Ia menjelaskan bahwa sistem ini dirancang untuk mendorong pembinaan sejak tingkat paling bawah. Dengan demikian, peserta terbaik dapat terjaring sejak awal dan dipersiapkan secara matang untuk bersaing di level yang lebih tinggi, termasuk ajang nasional dan internasional.
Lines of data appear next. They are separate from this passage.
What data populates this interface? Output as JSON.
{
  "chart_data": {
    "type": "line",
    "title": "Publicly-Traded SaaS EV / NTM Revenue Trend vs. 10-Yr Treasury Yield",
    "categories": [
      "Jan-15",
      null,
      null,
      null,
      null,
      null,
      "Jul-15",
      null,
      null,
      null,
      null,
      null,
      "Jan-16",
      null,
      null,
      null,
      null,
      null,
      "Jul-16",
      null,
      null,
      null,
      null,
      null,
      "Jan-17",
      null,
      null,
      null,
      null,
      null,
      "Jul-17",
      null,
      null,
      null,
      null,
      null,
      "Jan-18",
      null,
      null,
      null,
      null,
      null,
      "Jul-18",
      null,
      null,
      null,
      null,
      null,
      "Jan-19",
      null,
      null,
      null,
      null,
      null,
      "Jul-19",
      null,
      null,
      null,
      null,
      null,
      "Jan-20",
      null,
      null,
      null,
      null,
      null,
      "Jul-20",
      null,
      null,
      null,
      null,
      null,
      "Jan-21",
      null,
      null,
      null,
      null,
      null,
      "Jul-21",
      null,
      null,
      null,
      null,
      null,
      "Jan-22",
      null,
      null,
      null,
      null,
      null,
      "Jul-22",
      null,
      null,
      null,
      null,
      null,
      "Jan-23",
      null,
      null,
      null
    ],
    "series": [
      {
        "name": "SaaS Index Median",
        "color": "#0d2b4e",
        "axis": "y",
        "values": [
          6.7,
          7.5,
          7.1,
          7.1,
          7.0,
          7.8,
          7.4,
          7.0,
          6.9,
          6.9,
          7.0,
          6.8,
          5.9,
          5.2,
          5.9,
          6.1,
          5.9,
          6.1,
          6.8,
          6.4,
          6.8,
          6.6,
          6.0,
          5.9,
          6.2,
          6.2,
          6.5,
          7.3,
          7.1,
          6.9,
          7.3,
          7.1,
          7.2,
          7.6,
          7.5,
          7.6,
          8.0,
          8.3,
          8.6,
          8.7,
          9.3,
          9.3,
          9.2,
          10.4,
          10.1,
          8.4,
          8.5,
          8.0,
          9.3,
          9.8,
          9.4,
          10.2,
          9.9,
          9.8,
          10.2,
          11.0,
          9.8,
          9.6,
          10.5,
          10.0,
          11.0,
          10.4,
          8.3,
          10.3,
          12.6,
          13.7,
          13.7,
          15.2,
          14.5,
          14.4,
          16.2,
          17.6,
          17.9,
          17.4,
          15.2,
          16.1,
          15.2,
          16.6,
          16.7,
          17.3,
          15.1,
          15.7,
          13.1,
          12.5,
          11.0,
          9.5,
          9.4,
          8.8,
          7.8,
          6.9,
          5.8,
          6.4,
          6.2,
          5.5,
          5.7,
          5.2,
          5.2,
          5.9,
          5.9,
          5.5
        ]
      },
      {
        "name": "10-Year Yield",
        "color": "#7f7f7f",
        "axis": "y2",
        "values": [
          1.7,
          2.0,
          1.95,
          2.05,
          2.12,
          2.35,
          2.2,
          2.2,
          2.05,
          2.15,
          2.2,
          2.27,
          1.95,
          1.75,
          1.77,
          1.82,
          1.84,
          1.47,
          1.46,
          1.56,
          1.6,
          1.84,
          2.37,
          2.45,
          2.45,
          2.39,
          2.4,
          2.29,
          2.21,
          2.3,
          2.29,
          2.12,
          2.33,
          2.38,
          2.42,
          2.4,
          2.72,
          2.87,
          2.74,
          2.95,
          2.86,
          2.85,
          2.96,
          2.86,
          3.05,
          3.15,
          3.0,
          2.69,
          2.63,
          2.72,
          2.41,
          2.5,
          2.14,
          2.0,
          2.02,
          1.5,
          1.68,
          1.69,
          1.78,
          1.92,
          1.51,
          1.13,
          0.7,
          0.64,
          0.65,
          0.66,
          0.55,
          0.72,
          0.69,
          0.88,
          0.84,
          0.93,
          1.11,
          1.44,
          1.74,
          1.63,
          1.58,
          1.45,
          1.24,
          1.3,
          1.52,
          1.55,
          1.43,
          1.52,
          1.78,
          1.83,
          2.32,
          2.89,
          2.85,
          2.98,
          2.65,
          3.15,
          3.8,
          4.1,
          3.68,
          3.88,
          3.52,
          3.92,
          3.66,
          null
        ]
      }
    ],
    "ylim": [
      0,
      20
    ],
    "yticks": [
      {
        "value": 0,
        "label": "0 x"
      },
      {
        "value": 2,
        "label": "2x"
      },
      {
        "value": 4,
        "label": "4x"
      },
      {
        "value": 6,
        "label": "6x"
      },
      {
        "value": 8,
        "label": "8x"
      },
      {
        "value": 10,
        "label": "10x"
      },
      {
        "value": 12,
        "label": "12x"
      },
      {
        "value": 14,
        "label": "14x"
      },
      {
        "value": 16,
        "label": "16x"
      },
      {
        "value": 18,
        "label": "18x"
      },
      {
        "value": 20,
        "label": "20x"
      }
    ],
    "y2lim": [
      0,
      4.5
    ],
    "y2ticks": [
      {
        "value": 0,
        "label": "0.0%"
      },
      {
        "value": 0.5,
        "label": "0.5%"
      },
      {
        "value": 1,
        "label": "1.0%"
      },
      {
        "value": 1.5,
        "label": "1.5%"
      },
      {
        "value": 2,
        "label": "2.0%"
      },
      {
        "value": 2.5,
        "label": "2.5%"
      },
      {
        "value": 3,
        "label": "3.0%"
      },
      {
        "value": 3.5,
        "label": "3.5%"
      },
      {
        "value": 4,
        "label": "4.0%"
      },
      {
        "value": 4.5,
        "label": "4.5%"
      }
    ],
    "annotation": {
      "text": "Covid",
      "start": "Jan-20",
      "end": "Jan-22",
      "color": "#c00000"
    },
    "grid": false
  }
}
Mengangkat Potensi Lokal dan Memperkuat Karakter
Pramono menilai banyak anak-anak di musala hingga masjid yang memiliki kemampuan membaca Al-Qur'an dengan baik, namun belum mendapatkan panggung kompetisi yang memadai. "Kalau dimulai dari bawah, dari kelurahan, saya yakin akan banyak kandidat kuat yang muncul dan bisa dikirim ke tingkat nasional maupun internasional," ujarnya penuh harap.
Selain itu, Gubernur juga mengusulkan agar puncak pelaksanaan MTQ tingkat provinsi dikaitkan dengan peringatan Hari Kemerdekaan pada 17 Agustus. Hal ini diyakini dapat memperluas gaung kegiatan sekaligus memperkuat karakter religius dan budaya masyarakat Betawi serta Jakarta secara umum.
Usulan ini diharapkan tidak hanya sebagai ajang kompetisi, tetapi juga menjadi jalur pembinaan resmi yang sistematis. Dengan skema baru, MTQ di Jakarta diharapkan dapat lebih inklusif dan melahirkan bibit-bibit unggul dalam bidang tilawah Al-Qur'an.